Author: Lora Leigh
Release Date: Dec. 6, 2011
Publisher: Berkley Sensation
Genre: Paranormal Romance
Format(s): Paperback (368 pgs), e-book
Book Source: Purchased with my own funds
About the book:
Diane Broen’s lived to protect her younger sister Rachel from harm. But now that Rachel has been mated off, Diane’s occupied herself with less fulfilling tasks at the Genetics Council–until she’s paired with a new team member, a Breed male notorious for his attitude, and a touch that makes her recoil.
Lawe isn’t thrilled with her either. A lion at heart, he prefers a lair of solitude. When it comes to females, he’d rather snarl than purr. And while fate may have paired them to fight on the same team, neither is willing to admit to the obvious: the mating heat between them is positively incinerating.
It’s only when danger threatens that they make a hotter-than-hell connection–one so explosive it could destroy them. Or, as providence reveals, bind them together, forever.
What I’m talking about:
Lawe’s Justice opens with a horrifying memory of the Breed Lab where Lawe and his brother Rule grew up – a memory of their mother being cut open and studied while alive. The story then jumps to present day where Breed Director Jonas is investigating a rogue Breed who is killing human researchers who were involved with similar experimentations. Meanwhile, we meet Diane, a human mercenary hired to find three individuals (victims) that fled from the lab. Jonas, the perpetual interfering manipulator, sends Lawe in to debrief Diane, knowing that she is Lawe’s mate.
Diane and Lawe have lived the past several months trying to avoid one another, knowing they were mates and not yet ready to deal with the commitment that comes along with being mated. Once together, they realize they can no longer fight their attraction. However, Diane refuses to be protected and “placed on a shelf,” and fights to continue as a warrior and solider in the fight to protect all Breeds.
The story was a bit tough to follow at first – all these names tossed at the reader without much detail to back up the action. All I could figure out for the first few chapters is that the rouge Breed, Gideon, was chasing after the same people Diane was looking for. I’d say it wasn’t until I was about a third of the way through the book until I started piecing together who Gideon and Diane were searching for and how they all fit into the larger picture.
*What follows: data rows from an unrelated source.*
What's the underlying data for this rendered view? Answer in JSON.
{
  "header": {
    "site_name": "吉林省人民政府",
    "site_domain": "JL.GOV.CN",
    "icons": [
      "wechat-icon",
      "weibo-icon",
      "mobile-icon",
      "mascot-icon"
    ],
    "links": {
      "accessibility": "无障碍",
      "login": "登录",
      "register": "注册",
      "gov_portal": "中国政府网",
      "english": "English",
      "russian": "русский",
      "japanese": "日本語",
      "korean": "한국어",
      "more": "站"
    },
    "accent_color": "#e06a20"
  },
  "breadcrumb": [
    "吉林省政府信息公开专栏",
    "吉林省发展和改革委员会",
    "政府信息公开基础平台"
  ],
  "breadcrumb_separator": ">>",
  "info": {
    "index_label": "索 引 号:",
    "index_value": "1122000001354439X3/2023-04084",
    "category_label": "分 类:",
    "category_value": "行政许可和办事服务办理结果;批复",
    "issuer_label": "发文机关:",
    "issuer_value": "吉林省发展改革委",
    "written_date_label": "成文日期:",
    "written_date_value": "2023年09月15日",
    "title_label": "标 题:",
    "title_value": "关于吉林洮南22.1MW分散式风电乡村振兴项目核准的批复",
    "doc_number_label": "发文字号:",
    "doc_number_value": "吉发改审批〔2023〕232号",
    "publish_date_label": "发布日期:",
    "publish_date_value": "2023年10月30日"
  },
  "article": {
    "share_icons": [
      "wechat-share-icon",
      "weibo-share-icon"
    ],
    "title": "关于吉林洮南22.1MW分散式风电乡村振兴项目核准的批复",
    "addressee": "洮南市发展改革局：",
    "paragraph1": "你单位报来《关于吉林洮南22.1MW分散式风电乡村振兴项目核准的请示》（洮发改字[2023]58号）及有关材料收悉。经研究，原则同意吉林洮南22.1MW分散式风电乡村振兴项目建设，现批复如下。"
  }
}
What blew me away with this book was the intense an emotionally raw dialogue between Lawe and Diane. She poured our her heart and soul to him over and over. Diane is a strong woman who refuses to be treated with kid gloves. She wants Lawe to stop protecting her and fight along side of her. She is full of fervor and refuses to give up her fight. Her internal struggles were passionate as she acknowledged her physical and emotional desire to be Lawe’s mate, which felt in direct contrast to her drive to fight and be free. Diane’s heartfelt pain drew me in and had me hoping for Lawe to change as well.
Diane also shared some beautiful moments with Jonas’ mate, her sister Rachel. These interactions also highlighted Diane’s inner turmoil as she watched her sister stand along side her mate and seemingly in opposition to Diane.
However, at around the 70% mark (I read on Kindle), I noted that Diane’s honest and heart-wrenching dialogue was getting to be a bit repetitive. And then she started coming off as whiny. I became disinterested in her feelings and just wanted the story to progress.
Speaking of the story… Once I figured out (I thought) who everyone was, who they were trying to locate, and why they were searching (Gideon for revenge, Diane to help find a cure for her niece), and I thought the parties were getting close to locating them, things started falling apart for me. It seemed like there were new players every few pages and I got very confused.
And the ending… I was not happy. For a book that started out so strong, the ending was pretty weak. There was no conclusion in the story for the hunt for the missing lab victims – not even a satisfying lead. I understand the need to have a strong story arc in a multi-book series, however in this case, the entire book was about the hunt and it lead nowhere.
Lawe’s Justice was probably a 4.5 star story for about two-thirds of the book, and then it went downhill for me. Diane was a breath of fresh air, and I adored the conflicts she and Lawe dealt with. However, their friction grew tiresome and the story just wasn’t that strong in the end.